Mr. Baird said there is a need to prepare for an interim government in a post-Gadhafi Libya.

Canada is considering setting up a diplomatic office in Benghazi, the eastern Libya city where rebels are headquartered, but is still judging the security risks, Mr. Baird said. The European Union and a handful of nations have diplomatic missions there.

Mr. Baird acknowledges the NTC needs money to operate services in rebel-held areas of Libya's east. He added that the NTC faces "tremendous need."

"The council is providing all the public services, everything from the police officers to running the hospitals … There's significant demands, and it's obviously imperative that we work to keep the support of the people of Libya to this mission."

The Libya contact group suggested countries consider lending money to the NTC, equivalent to 20 per cent of the frozen assets, using them as collateral as other countries, such as Turkey and Qatar, have done.

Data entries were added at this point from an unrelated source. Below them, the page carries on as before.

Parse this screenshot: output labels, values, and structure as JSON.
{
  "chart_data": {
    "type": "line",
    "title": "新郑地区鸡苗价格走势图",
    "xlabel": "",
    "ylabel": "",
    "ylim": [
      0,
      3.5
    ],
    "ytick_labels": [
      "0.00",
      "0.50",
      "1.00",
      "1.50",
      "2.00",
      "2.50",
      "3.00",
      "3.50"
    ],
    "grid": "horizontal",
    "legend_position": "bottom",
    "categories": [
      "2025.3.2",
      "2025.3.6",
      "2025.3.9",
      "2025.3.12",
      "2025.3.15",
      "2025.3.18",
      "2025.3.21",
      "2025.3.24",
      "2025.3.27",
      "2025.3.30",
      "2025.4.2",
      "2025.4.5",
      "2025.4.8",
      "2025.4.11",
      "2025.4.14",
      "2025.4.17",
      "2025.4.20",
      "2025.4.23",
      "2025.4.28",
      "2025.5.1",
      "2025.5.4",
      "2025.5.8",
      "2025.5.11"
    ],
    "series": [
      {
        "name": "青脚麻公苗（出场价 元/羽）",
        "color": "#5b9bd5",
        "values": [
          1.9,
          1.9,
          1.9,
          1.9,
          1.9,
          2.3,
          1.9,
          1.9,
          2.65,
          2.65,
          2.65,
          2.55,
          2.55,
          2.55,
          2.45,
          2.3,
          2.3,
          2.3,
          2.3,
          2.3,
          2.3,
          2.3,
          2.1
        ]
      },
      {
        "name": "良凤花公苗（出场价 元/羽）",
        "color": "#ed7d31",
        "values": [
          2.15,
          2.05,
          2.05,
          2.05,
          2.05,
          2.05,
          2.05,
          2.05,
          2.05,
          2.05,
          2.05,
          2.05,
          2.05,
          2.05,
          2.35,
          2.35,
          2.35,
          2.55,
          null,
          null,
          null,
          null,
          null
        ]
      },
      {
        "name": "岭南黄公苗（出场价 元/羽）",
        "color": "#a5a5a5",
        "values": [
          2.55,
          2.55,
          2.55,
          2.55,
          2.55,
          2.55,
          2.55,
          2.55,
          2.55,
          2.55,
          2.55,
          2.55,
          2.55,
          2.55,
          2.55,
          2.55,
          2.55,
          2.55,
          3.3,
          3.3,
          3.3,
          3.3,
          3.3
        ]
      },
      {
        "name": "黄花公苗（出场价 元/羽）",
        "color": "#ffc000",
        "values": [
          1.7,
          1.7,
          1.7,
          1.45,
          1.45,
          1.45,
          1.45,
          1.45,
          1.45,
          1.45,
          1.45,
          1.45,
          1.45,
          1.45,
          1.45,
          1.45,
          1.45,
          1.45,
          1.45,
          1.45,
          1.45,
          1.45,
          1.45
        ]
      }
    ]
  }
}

But that option might not clear the legal barriers, either. The Libyan assets are frozen, not seized, so the federal government doesn't have legal title to them, and no one can use them as collateral for a normal commercial loan, experts in frozen assets say.

The NTC is not the government of Libya yet, and it might never be, so it's not clear whether it will ever have legal title to the assets. And even if its leadership one day becomes the government with title over the assets, it's not clear whether the Canadian government has any legal power to guarantee the frozen assets would be used to repay any loan issued now.